According to the latest figures from the Society of Motor Manufacturers and Traders (SMMT), the UK’s new car market held steady in August this year, dropping only slightly by 1.3% year-on-year to 84,575 units, just 1,082 fewer than in the same month last year.
In terms of power type, sales of petrol and diesel cars in the UK market fell by 10.1% and 7.3% year-on-year respectively in August this year, but these two types of cars together still accounted for 56.8% of total new car sales; registrations of plug-in hybrids fell by 12.3% year-on-year and accounted for a 6.8% share of the UK car market; however, sales of hybrid-electric vehicles (HEVs) rose by 36.1%, accounting for 13.8% of the UK car market.
Meanwhile, registrations of purely electric vehicles in the UK rose by 10.8% year-on-year in August as carmakers offered significant discounts over the summer and a range of new models appealed to buyers came to market, taking their market share to 22.6% – the highest monthly level since December 2022, when purely electric vehicles accounted for 32.9% of all new cars sold.
To date, the market share of purely electric vehicles has risen slightly to 17.2%, plus it is expected to rise further by the end of the year due to the increased choice of electric models.
The Society of British Automobile Manufacturers and Traders forecasts that new car sales in the UK will reach 2 million this year, of which about 364,000 will be pure electric vehicles, accounting for about 18% of the UK’s car market share.
However, despite the fact that pure electric vehicle sales in the UK are set to increase this year, they will still fall short of the 22% market share required by the Zero Emission Vehicle Regulations. If automakers fail to meet the regulations, they may face hefty fines.

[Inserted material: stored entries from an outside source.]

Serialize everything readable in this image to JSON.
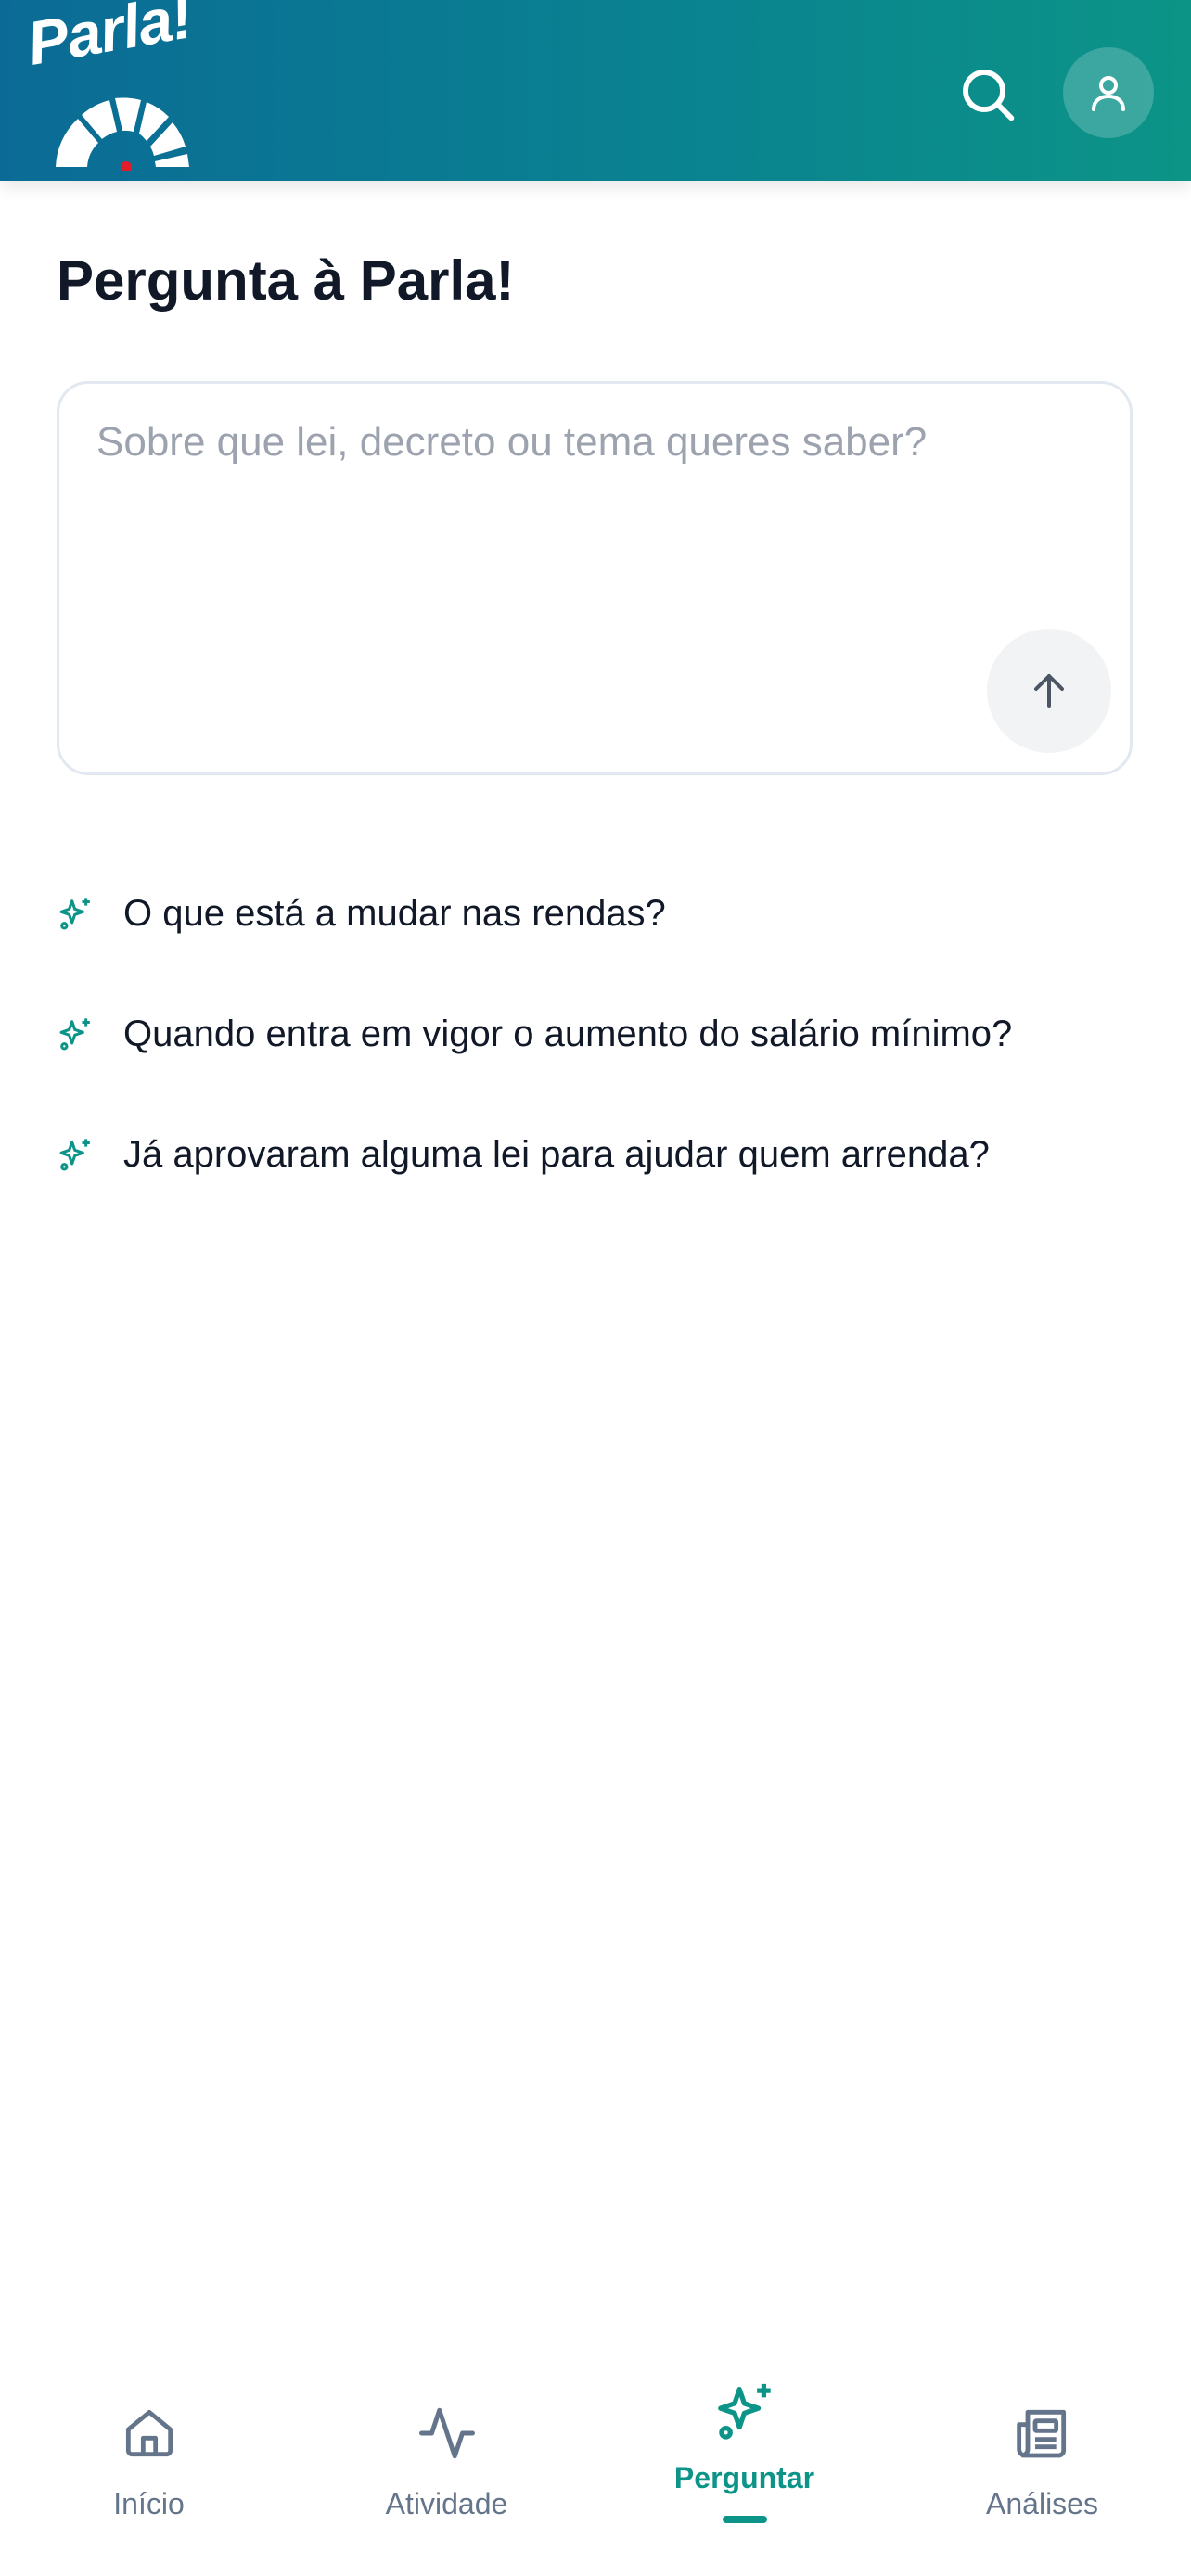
{
  "header": {
    "logo_text": "Parla!"
  },
  "page": {
    "title": "Pergunta à Parla!"
  },
  "question": {
    "placeholder": "Sobre que lei, decreto ou tema queres saber?",
    "value": ""
  },
  "suggestions": [
    {
      "text": "O que está a mudar nas rendas?"
    },
    {
      "text": "Quando entra em vigor o aumento do salário mínimo?"
    },
    {
      "text": "Já aprovaram alguma lei para ajudar quem arrenda?"
    }
  ],
  "nav": {
    "items": [
      {
        "label": "Início",
        "icon": "home-icon"
      },
      {
        "label": "Atividade",
        "icon": "activity-icon"
      },
      {
        "label": "Perguntar",
        "icon": "sparkles-icon",
        "active": true
      },
      {
        "label": "Análises",
        "icon": "newspaper-icon"
      }
    ]
  },
  "colors": {
    "accent": "#0d9488",
    "header_start": "#0b6b96",
    "header_end": "#0c9487",
    "nav_inactive": "#64748b",
    "logo_dot": "#e11d2a"
  }
}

As a result, in the run-up to October 30th, the Society of British Automobile Manufacturers and Traders is calling for, “We need to take urgent action to boost the UK electric vehicle market. For example, increasing the number of public charging posts to match industry’s mandatory targets; reintroducing incentives for individual buyers; and removing unfavorable measures such as Vehicle Excise Duty (VED) and Extra Service Charges for expensive cars, which are due to be introduced in 2025.”